Стоило только вспомнить, как её изгибы идеально сливались с моими, как я боролся с собственными руками, которые хотели опуститься ниже её талии и задержаться на этих крохотных джинсовых шортиках, которые с самого начала сводили меня с ума, так пульс сразу забился чаще. Я кашлянул, пытаясь унять гормоны. Слабо помогало, но попытка хорошая.

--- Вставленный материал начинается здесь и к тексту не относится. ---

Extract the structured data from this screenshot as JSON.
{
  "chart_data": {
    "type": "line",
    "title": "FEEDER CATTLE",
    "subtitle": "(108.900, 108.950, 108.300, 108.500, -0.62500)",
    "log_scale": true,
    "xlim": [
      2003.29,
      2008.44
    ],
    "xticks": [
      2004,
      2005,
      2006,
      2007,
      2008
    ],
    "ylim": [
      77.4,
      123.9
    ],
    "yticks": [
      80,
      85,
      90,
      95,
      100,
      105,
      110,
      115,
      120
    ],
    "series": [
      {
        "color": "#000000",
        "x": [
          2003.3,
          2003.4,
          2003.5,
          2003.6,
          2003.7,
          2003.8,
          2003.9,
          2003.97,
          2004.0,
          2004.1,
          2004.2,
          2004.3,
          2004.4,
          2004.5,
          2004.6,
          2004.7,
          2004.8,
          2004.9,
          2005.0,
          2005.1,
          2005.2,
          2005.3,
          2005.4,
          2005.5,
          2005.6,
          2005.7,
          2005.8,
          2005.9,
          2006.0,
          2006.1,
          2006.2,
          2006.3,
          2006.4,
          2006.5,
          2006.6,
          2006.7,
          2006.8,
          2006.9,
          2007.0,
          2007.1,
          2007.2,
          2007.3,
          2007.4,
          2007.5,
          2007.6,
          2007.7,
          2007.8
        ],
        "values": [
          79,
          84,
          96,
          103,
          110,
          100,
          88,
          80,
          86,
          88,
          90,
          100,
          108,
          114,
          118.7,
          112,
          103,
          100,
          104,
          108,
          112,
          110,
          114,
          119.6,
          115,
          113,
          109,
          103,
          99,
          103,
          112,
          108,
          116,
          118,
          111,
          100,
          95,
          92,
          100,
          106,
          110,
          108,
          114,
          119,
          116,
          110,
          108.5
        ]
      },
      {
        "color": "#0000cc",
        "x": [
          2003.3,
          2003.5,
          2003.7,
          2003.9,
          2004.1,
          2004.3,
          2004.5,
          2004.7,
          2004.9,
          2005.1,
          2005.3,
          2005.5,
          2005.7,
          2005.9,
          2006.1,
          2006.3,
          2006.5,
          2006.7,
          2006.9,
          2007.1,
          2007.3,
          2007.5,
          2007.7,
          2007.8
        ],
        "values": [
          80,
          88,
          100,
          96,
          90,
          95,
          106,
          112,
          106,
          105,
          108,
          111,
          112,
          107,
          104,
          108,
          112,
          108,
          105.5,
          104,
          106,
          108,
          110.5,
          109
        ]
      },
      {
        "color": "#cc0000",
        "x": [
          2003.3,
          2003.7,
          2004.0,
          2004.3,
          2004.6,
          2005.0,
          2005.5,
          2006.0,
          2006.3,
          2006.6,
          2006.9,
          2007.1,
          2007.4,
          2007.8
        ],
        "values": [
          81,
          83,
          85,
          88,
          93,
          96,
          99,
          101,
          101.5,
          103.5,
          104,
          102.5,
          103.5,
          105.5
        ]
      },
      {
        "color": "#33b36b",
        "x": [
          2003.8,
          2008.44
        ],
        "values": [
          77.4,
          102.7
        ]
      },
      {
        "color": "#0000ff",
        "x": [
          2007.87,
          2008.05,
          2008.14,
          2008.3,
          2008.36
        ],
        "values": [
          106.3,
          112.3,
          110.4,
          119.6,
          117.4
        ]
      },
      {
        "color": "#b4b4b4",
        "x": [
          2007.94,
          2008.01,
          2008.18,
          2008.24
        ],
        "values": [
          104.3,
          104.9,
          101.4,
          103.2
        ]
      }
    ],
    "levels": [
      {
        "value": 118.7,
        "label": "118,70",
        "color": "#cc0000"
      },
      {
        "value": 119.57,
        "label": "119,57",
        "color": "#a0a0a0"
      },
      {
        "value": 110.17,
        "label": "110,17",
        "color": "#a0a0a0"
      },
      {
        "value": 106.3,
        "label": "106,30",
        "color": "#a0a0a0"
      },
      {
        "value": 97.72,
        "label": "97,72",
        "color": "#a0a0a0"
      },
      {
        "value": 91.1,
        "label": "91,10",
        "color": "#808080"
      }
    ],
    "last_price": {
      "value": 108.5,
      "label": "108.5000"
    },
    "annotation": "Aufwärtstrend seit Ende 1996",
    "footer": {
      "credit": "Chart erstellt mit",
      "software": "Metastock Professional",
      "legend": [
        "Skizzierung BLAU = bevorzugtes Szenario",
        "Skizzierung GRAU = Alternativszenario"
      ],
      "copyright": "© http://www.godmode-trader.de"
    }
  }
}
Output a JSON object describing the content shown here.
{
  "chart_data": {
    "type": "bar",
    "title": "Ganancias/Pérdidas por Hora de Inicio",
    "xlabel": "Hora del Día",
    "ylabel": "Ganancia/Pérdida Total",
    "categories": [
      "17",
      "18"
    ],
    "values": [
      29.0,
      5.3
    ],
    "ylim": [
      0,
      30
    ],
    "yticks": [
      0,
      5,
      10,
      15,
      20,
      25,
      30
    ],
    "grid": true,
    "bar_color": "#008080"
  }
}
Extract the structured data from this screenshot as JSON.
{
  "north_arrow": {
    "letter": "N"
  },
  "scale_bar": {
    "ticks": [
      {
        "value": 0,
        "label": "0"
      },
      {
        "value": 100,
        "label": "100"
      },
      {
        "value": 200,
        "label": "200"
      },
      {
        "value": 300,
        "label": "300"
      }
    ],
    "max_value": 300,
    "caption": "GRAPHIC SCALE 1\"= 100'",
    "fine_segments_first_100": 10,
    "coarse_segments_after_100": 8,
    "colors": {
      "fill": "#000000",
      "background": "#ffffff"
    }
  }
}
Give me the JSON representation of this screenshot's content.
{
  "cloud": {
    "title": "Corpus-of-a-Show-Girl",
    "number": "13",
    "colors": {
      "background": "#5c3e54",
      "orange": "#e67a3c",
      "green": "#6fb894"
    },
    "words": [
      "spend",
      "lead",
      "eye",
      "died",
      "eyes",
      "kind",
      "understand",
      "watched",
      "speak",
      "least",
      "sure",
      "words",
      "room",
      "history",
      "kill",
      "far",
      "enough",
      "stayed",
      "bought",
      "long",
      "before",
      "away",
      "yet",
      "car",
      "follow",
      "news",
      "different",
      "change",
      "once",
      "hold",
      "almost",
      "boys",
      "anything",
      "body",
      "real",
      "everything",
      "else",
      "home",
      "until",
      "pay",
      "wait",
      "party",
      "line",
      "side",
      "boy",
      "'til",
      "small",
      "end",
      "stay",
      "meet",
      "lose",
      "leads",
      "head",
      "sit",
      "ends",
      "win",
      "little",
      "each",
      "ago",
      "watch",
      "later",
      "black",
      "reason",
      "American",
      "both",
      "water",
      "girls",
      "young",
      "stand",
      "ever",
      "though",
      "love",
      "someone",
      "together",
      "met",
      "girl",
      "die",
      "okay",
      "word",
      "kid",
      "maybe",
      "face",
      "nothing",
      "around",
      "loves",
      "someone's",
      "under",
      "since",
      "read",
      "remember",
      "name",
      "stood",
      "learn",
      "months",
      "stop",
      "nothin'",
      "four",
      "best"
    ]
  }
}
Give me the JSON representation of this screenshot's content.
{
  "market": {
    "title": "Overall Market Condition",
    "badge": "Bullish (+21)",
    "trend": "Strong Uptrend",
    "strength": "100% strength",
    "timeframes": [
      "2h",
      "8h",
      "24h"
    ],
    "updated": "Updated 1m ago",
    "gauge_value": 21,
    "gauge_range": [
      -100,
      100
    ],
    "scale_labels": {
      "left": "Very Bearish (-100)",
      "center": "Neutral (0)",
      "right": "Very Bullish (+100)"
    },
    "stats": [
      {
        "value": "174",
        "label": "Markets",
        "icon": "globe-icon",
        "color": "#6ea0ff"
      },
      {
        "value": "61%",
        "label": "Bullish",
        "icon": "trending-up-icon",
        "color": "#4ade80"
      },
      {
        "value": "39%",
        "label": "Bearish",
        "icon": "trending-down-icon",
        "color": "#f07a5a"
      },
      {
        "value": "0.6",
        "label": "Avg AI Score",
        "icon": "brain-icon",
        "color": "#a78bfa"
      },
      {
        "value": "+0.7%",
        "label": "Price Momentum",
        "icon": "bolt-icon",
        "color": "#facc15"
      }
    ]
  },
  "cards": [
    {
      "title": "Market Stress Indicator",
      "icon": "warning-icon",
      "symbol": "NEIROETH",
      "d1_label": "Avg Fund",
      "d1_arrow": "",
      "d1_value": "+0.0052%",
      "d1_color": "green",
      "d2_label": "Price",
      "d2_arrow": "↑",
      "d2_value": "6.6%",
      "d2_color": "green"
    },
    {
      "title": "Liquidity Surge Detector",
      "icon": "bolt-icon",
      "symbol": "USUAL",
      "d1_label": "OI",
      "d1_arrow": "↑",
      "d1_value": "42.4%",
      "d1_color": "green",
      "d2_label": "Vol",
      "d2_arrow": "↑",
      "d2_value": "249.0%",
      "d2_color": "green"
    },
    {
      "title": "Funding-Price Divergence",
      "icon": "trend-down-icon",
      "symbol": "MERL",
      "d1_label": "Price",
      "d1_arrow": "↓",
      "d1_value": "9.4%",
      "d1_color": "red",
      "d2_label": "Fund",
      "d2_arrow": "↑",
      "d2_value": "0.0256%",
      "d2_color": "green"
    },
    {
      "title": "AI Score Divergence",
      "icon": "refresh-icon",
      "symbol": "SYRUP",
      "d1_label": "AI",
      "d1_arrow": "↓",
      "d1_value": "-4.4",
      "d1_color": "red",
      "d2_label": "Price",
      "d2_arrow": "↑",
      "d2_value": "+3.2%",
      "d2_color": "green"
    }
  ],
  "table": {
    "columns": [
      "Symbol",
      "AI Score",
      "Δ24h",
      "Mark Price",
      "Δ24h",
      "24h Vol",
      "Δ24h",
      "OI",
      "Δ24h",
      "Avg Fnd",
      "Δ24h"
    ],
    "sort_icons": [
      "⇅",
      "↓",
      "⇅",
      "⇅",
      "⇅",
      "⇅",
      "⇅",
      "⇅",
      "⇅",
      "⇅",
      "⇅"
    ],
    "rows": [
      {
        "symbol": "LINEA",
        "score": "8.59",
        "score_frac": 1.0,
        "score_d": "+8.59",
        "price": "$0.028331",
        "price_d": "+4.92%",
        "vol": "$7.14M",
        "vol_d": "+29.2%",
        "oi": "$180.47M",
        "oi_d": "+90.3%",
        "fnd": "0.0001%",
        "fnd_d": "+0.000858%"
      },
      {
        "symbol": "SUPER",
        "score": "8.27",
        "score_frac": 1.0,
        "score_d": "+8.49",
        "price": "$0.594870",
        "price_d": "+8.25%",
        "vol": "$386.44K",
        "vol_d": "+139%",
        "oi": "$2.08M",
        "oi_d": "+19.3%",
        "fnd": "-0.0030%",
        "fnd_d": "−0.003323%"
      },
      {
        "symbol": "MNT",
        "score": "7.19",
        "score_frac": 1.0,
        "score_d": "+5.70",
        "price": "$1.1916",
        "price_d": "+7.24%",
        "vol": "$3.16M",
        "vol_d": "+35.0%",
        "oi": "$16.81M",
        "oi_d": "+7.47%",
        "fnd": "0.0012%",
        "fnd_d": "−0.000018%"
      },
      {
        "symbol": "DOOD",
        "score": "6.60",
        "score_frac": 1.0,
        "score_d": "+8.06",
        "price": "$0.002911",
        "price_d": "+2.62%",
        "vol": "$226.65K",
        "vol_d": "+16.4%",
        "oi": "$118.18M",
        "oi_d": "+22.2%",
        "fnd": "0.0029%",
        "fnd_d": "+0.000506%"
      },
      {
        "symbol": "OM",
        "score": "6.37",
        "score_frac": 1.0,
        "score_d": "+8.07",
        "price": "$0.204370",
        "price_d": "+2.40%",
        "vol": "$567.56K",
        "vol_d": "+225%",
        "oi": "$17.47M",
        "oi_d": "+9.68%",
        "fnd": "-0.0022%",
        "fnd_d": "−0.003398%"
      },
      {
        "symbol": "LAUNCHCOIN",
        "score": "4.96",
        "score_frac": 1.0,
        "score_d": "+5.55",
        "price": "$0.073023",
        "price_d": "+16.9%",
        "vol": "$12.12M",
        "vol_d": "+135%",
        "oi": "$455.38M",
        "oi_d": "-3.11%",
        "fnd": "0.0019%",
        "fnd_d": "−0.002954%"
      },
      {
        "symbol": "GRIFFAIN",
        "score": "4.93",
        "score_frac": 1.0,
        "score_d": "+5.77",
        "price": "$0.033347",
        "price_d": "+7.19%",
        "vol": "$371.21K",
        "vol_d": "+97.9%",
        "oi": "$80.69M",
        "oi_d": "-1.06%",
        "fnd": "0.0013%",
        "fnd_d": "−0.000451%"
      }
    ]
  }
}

— И тебе спасибо за сегодня.

— Ну... Я не буду включать свет, да и вообще шуметь не хочу, вдруг мама спит, — она опустила взгляд.

Нет. Смотри на меня.

— Я тоже не буду. — Хоть и мой голос звучал довольно расслабленно, но сам я был напряжён и натянут как струна. И мои штаны тоже начали натягиваться.

Дьявол.

— Но ты же знаешь, что там, в темноте, я помашу тебе перед сном? — она улыбнулась, так наивно и доверчиво глядя на меня, что мне даже стало как-то не по себе. Уверен, ей в голову и не приходили мысли, о чём я буду думать в темноте своей комнаты, что делать.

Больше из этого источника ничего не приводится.